I'm always checking the personal finance section at the public library. Even though most books say the same thing, I find that reading the books (same with blogs, actually) strengthens my frugal spine: I am not alone.
Recently, I perused Hot (broke) Messes: How to Have your Latte and Drink It Too by Nancy Trejos.
The book is written for the 20-30something age group. It is of the genre of much powerful personal finance writing: the conversion narrative, from sin to salvation, with some backsliding. Oh wait: that's St Augustine's Confessions. The personal finance version is debt to prudence, with some backsliding, and loads of temptation along the way.
I'm definitely too old for this stuff, and I long ago made my peace with my frugality, but, as with every book, there's something good for every reader.
In the section on entertaining, the author quotes a friend who is a "frugalicious foodie." First under the principles of frugal entertaining is Burn Your Cookbooks. This is a ridiculous way to introduce a good point:
Don't look at a recipe and create a shopping list of items you won't use again.There is probably a lot you can do with what you already have...

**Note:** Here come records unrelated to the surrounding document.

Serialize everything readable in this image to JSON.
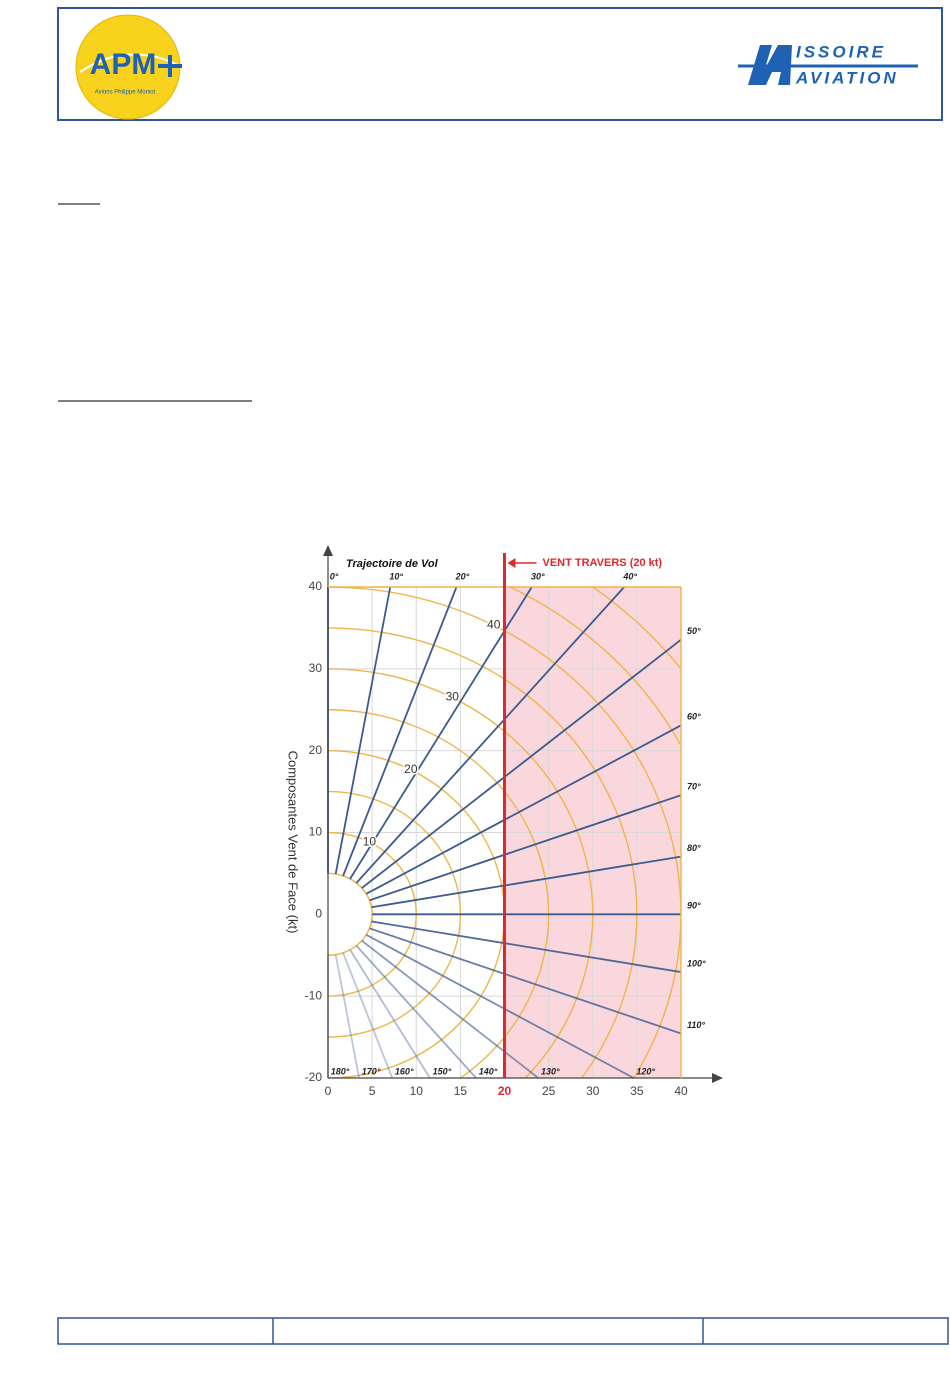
{
  "header": {
    "left_logo": {
      "text": "APM",
      "subtitle": "Avions Philippe Moniot"
    },
    "right_logo": {
      "line1": "ISSOIRE",
      "line2": "AVIATION"
    }
  },
  "chart_data": {
    "type": "wind-polar",
    "title": "Trajectoire de Vol",
    "ylabel": "Composantes  Vent de Face (kt)",
    "annotation": "VENT TRAVERS (20 kt)",
    "crosswind": 20,
    "xlim": [
      0,
      40
    ],
    "ylim": [
      -20,
      40
    ],
    "xticks": [
      0,
      5,
      10,
      15,
      20,
      25,
      30,
      35,
      40
    ],
    "yticks": [
      -20,
      -10,
      0,
      10,
      20,
      30,
      40
    ],
    "circles": [
      5,
      10,
      15,
      20,
      25,
      30,
      35,
      40,
      45,
      50
    ],
    "circle_labels": [
      10,
      20,
      30,
      40
    ],
    "line_color": "#3b5b8e",
    "circle_color": "#f0b44c",
    "zone_color": "#f9d7dc",
    "crosswind_color": "#e0262e",
    "directions": [
      {
        "value": 0,
        "label": "0°"
      },
      {
        "value": 10,
        "label": "10°"
      },
      {
        "value": 20,
        "label": "20°"
      },
      {
        "value": 30,
        "label": "30°"
      },
      {
        "value": 40,
        "label": "40°"
      },
      {
        "value": 50,
        "label": "50°"
      },
      {
        "value": 60,
        "label": "60°"
      },
      {
        "value": 70,
        "label": "70°"
      },
      {
        "value": 80,
        "label": "80°"
      },
      {
        "value": 90,
        "label": "90°"
      },
      {
        "value": 100,
        "label": "100°"
      },
      {
        "value": 110,
        "label": "110°"
      },
      {
        "value": 120,
        "label": "120°"
      },
      {
        "value": 130,
        "label": "130°"
      },
      {
        "value": 140,
        "label": "140°"
      },
      {
        "value": 150,
        "label": "150°"
      },
      {
        "value": 160,
        "label": "160°"
      },
      {
        "value": 170,
        "label": "170°"
      },
      {
        "value": 180,
        "label": "180°"
      }
    ]
  }
}
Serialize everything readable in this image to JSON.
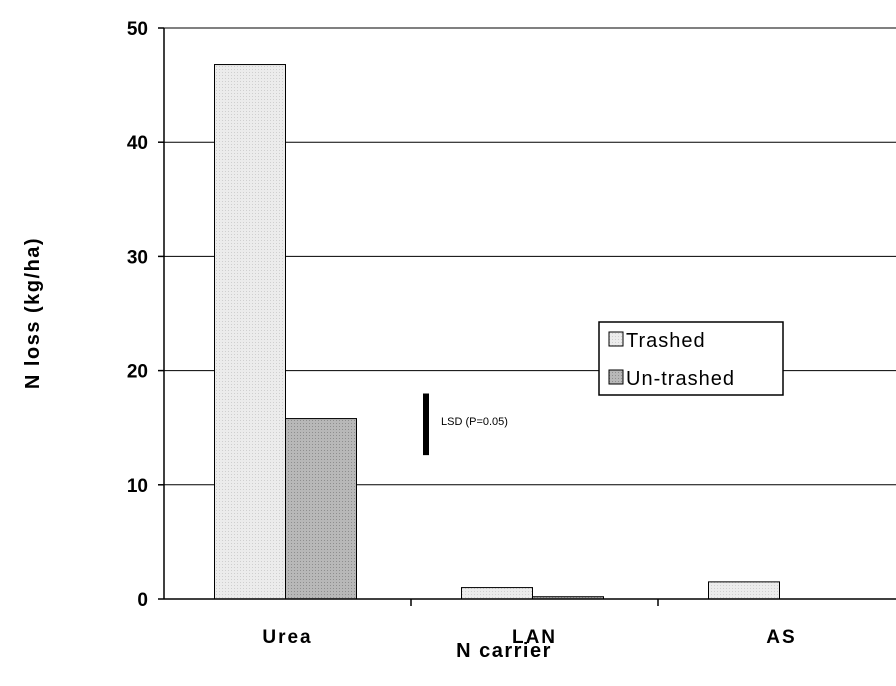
{
  "chart_data": {
    "type": "bar",
    "title": "",
    "xlabel": "N carrier",
    "ylabel": "N loss (kg/ha)",
    "categories": [
      "Urea",
      "LAN",
      "AS"
    ],
    "series": [
      {
        "name": "Trashed",
        "values": [
          46.8,
          1.0,
          1.5
        ],
        "color": "#eaeaea"
      },
      {
        "name": "Un-trashed",
        "values": [
          15.8,
          0.2,
          0.0
        ],
        "color": "#b4b4b4"
      }
    ],
    "ylim": [
      0,
      50
    ],
    "yticks": [
      0,
      10,
      20,
      30,
      40,
      50
    ],
    "grid": "horizontal",
    "legend_position": "center-right",
    "annotation": {
      "label": "LSD (P=0.05)",
      "y_low": 12.6,
      "y_high": 18.0
    }
  }
}
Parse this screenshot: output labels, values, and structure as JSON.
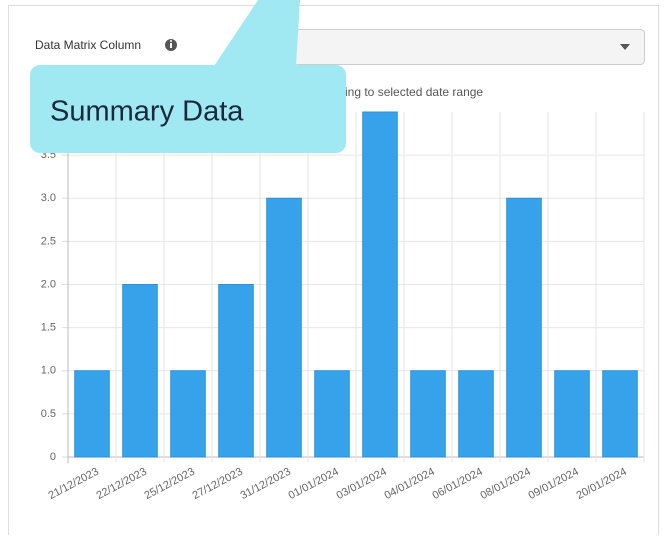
{
  "form": {
    "label": "Data Matrix Column"
  },
  "callout": {
    "text": "Summary Data"
  },
  "chart_data": {
    "type": "bar",
    "title": "ing to selected date range",
    "categories": [
      "21/12/2023",
      "22/12/2023",
      "25/12/2023",
      "27/12/2023",
      "31/12/2023",
      "01/01/2024",
      "03/01/2024",
      "04/01/2024",
      "06/01/2024",
      "08/01/2024",
      "09/01/2024",
      "20/01/2024"
    ],
    "values": [
      1,
      2,
      1,
      2,
      3,
      1,
      4,
      1,
      1,
      3,
      1,
      1
    ],
    "color": "#36a2eb",
    "ylim": [
      0,
      4
    ],
    "yticks": [
      0,
      0.5,
      {
        "value": 1,
        "label": "1.0"
      },
      1.5,
      {
        "value": 2,
        "label": "2.0"
      },
      2.5,
      {
        "value": 3,
        "label": "3.0"
      },
      3.5
    ],
    "grid": true
  }
}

Good point! Years ago, I almost had a heart attack when a Wall Street Journal columnist wrote about how he made the spice blend garam masala for an Indian dish and spent $20.00 on the spices. The recipe called for under a teaspoon. Really, I almost had heart palpitations, especially because I knew what garam masala is composed of. Poor Jeff (that is his name): he probably had most of the spices in his kitchen, PLUS, you can buy a blend.
So, use what you have. You can search for recipes online by listing your ingredients. Good things come up.
What have you made from your fridge or pantry stash lately?